Pokémon Go: Der neue Hype?

13.07.16, 08:54
Aktuell sorgt eine App für Furore, die das Potenzial hat, der Augmented Reality AR-Technologie den nötigen Schub zu verleihen. Lanciert wurde die App von der Firma Niantic, welche wiederum aus Google heraus kommt.
Gemäss Wikipedia handelt es sich bei Pokémon (jap.: ポケモン [‚pokemoɴ], kurz für ポケットモンスター Poketto Monsutā, engl.: Pocket Monsters, dt.: Taschenmonster), auch PoKéMoN oder POKéMON geschrieben, sind Fantasiewesen in der gleichnamigen Serie von Videospielen. Die Spiele wurden ursprünglich von Satoshi Tajiri und der japanischen Spielesoftwarefirma GAME FREAK Inc. entwickelt und stellen eines der wichtigsten Franchises des Publishers Nintendo dar. Die Pokémon können vom Spieler gefangen, gesammelt und trainiert werden. Dem Erfolg des 1996 erstmals veröffentlichten Spieles folgten eine Anime-Fernsehserie, ein Sammelkartenspiel, eine grossee Zahl von Merchandising-Produkten und seit 1998 bisher 17 Kinofilme. Die Videospiele des Pokémon-Franchises verkauften sich weltweit zusammen über 200 Millionen Mal. Insofern kann die Reihe als eines der erfolgreichsten Produkte der modernen Spieleindustrie betrachtet werden.

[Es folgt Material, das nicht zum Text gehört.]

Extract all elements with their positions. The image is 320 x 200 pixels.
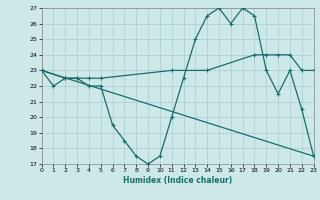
X-axis label: Humidex (Indice chaleur): Humidex (Indice chaleur) (123, 176, 232, 185)
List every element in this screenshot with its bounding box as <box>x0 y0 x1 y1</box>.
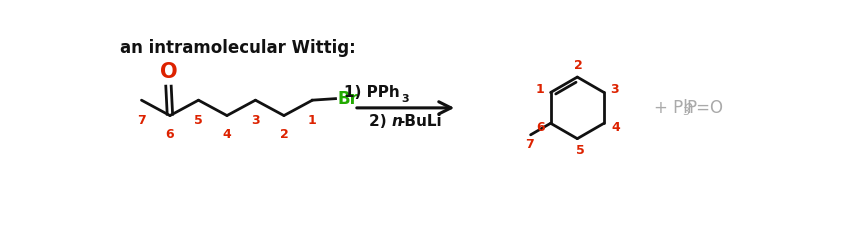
Text: 1: 1 <box>536 83 544 96</box>
Text: 1: 1 <box>308 114 317 127</box>
Text: 4: 4 <box>223 128 231 141</box>
Text: 2: 2 <box>280 128 288 141</box>
Text: 6: 6 <box>166 128 175 141</box>
Text: 3: 3 <box>401 94 408 104</box>
Text: 2): 2) <box>369 114 392 129</box>
Text: 1) PPh: 1) PPh <box>343 85 400 100</box>
Text: P=O: P=O <box>687 99 723 117</box>
Text: 7: 7 <box>137 114 146 127</box>
Text: -BuLi: -BuLi <box>398 114 442 129</box>
Text: 5: 5 <box>576 144 585 158</box>
Text: 3: 3 <box>610 83 619 96</box>
Text: 4: 4 <box>611 121 620 134</box>
Text: 6: 6 <box>537 121 545 134</box>
Text: 7: 7 <box>525 138 533 151</box>
Text: 2: 2 <box>574 59 583 72</box>
Text: 3: 3 <box>251 114 259 127</box>
Text: + Ph: + Ph <box>654 99 694 117</box>
Text: O: O <box>159 62 177 82</box>
Text: Br: Br <box>337 90 358 108</box>
Text: n: n <box>392 114 402 129</box>
Text: an intramolecular Wittig:: an intramolecular Wittig: <box>120 39 356 57</box>
Text: 5: 5 <box>194 114 203 127</box>
Text: 3: 3 <box>682 107 689 117</box>
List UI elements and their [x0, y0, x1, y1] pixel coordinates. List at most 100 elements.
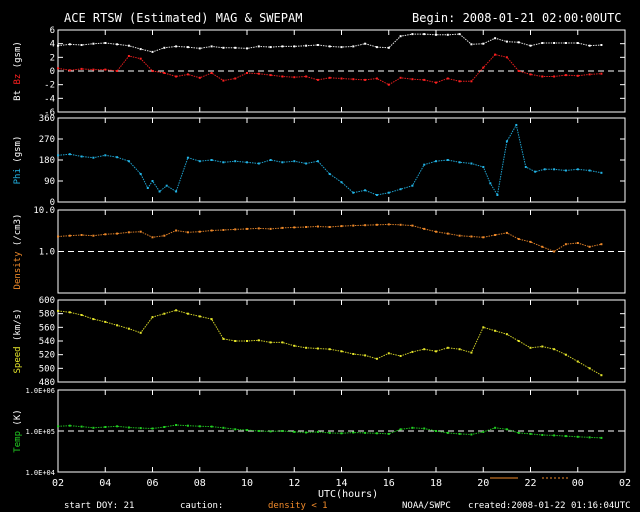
data-point-speed	[399, 355, 402, 357]
xtick-label: 18	[430, 478, 442, 489]
data-point-density	[163, 234, 166, 237]
data-point-phi	[375, 194, 378, 196]
data-point-phi	[68, 153, 71, 156]
series-line-bt	[57, 33, 602, 53]
data-point-phi	[127, 160, 130, 163]
data-point-speed	[588, 367, 591, 370]
ytick-label-density: 1.0	[39, 248, 55, 258]
data-point-bt	[458, 33, 461, 36]
xtick-label: 06	[146, 478, 158, 489]
data-point-temp	[494, 426, 497, 429]
ytick-label-mag: 6	[50, 26, 55, 36]
data-point-speed	[234, 340, 237, 342]
data-point-speed	[316, 347, 319, 350]
data-point-bz	[68, 69, 71, 72]
data-point-phi	[446, 159, 449, 161]
data-point-phi	[328, 173, 331, 175]
data-point-bt	[529, 44, 532, 47]
data-point-speed	[494, 329, 497, 332]
data-point-bz	[127, 55, 130, 57]
data-point-speed	[541, 345, 544, 348]
ytick-label-mag: -2	[44, 81, 55, 91]
data-point-temp	[423, 427, 426, 430]
data-point-phi	[411, 184, 414, 187]
data-point-density	[104, 233, 107, 236]
data-point-bz	[576, 74, 579, 77]
ylabel-phi: Phi (gsm)	[13, 136, 23, 185]
data-point-temp	[163, 426, 166, 428]
data-point-bz	[541, 75, 544, 78]
data-point-density	[175, 229, 178, 232]
data-point-density	[352, 224, 355, 227]
data-point-speed	[600, 374, 603, 377]
data-point-density	[600, 243, 603, 246]
data-point-bz	[269, 74, 272, 77]
data-point-speed	[175, 309, 178, 312]
data-point-speed	[482, 326, 485, 329]
ytick-label-mag: -6	[44, 108, 55, 118]
data-point-density	[316, 225, 319, 228]
data-point-temp	[104, 426, 107, 428]
data-point-bt	[92, 42, 95, 45]
data-point-phi	[293, 160, 296, 163]
data-point-phi	[399, 188, 402, 191]
data-point-bt	[446, 33, 449, 36]
data-point-bt	[600, 44, 603, 46]
data-point-phi	[458, 161, 461, 164]
data-point-phi	[80, 155, 83, 158]
data-point-phi	[165, 184, 168, 187]
created-time: created:2008-01-22 01:16:04UTC	[468, 501, 631, 511]
data-point-temp	[80, 425, 83, 428]
data-point-temp	[340, 432, 343, 435]
data-point-temp	[293, 430, 296, 433]
data-point-bt	[541, 42, 544, 44]
data-point-bz	[198, 76, 201, 79]
data-point-speed	[257, 339, 260, 342]
panel-phi: 360 270 180 90 0 Phi (gsm)	[13, 114, 626, 208]
data-point-phi	[281, 161, 284, 164]
data-point-bz	[316, 78, 319, 81]
data-point-temp	[257, 430, 260, 432]
ytick-label-phi: 180	[39, 156, 55, 166]
xtick-label: 14	[335, 478, 347, 489]
data-point-phi	[352, 191, 355, 194]
begin-time: Begin: 2008-01-21 02:00:00UTC	[412, 11, 622, 25]
data-point-bz	[246, 72, 248, 74]
data-point-bz	[423, 78, 426, 81]
data-point-temp	[411, 426, 414, 429]
data-point-density	[340, 225, 343, 228]
data-point-temp	[281, 430, 284, 432]
data-point-speed	[104, 320, 107, 323]
data-point-speed	[375, 357, 378, 360]
data-point-phi	[139, 173, 142, 175]
data-point-bz	[92, 68, 95, 71]
data-point-phi	[482, 166, 485, 168]
ytick-label-speed: 520	[39, 351, 55, 361]
data-point-speed	[57, 309, 59, 312]
data-point-density	[446, 232, 449, 235]
data-point-bt	[399, 35, 402, 38]
data-point-bt	[68, 43, 71, 46]
data-point-density	[305, 226, 308, 228]
data-point-bt	[57, 44, 59, 47]
xtick-label: 02	[52, 478, 64, 489]
data-point-bt	[435, 33, 437, 36]
data-point-bt	[210, 45, 213, 48]
ylabel-part: (gsm)	[13, 136, 23, 169]
data-point-bt	[246, 47, 248, 50]
data-point-speed	[364, 354, 367, 357]
data-point-density	[80, 234, 83, 236]
ytick-label-density: 10.0	[33, 206, 55, 216]
data-point-temp	[529, 432, 532, 435]
data-point-bz	[435, 81, 437, 84]
data-point-density	[116, 232, 119, 235]
data-point-density	[541, 245, 544, 248]
data-point-speed	[470, 351, 473, 354]
data-point-speed	[293, 344, 296, 347]
data-point-phi	[387, 191, 390, 194]
data-point-temp	[482, 430, 485, 433]
ylabel-part: Bt	[13, 90, 23, 101]
data-point-bt	[139, 48, 142, 51]
xtick-label: 16	[383, 478, 395, 489]
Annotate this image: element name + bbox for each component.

An diesen Erfolg könnte Pokémon Go anknüpfen. Im Gegensatz zum Original können die kleinen Monster, dank Augmented Reality, auch draussen gefangen werden. Und um auf ihrem Smartphone Pokémon zu suchen, opfern Nutzer ziemlich viel. Sie erlauben die Erfassung ihres Standortes, GPS-Tracking sei dank. Wie weit sich dieses Wissen um die aktuellen Standorte zu Geld machen lässt, ist noch offen. Wenn dann die Nutzer auf interaktiven Maps von Google ihre Bewegungen transparent machen, wird es klar: Die Nutzer begeben sich in eine sehr gefährliche Abhängigkeit, sie werden digital noch transparenter. Erstaunt es dann noch, dass Niantic den Zugriff auf IP-Adresse, E-Mail, Ort und Browser-Verlauf sichert. Auf jeden Fall zeigt das Beispiel von Pokémon Go, dass Google den totalen Zugriff auf unsere persönlichen Daten sucht. Und was bekommen wir dafür: (Brot und) Spiele.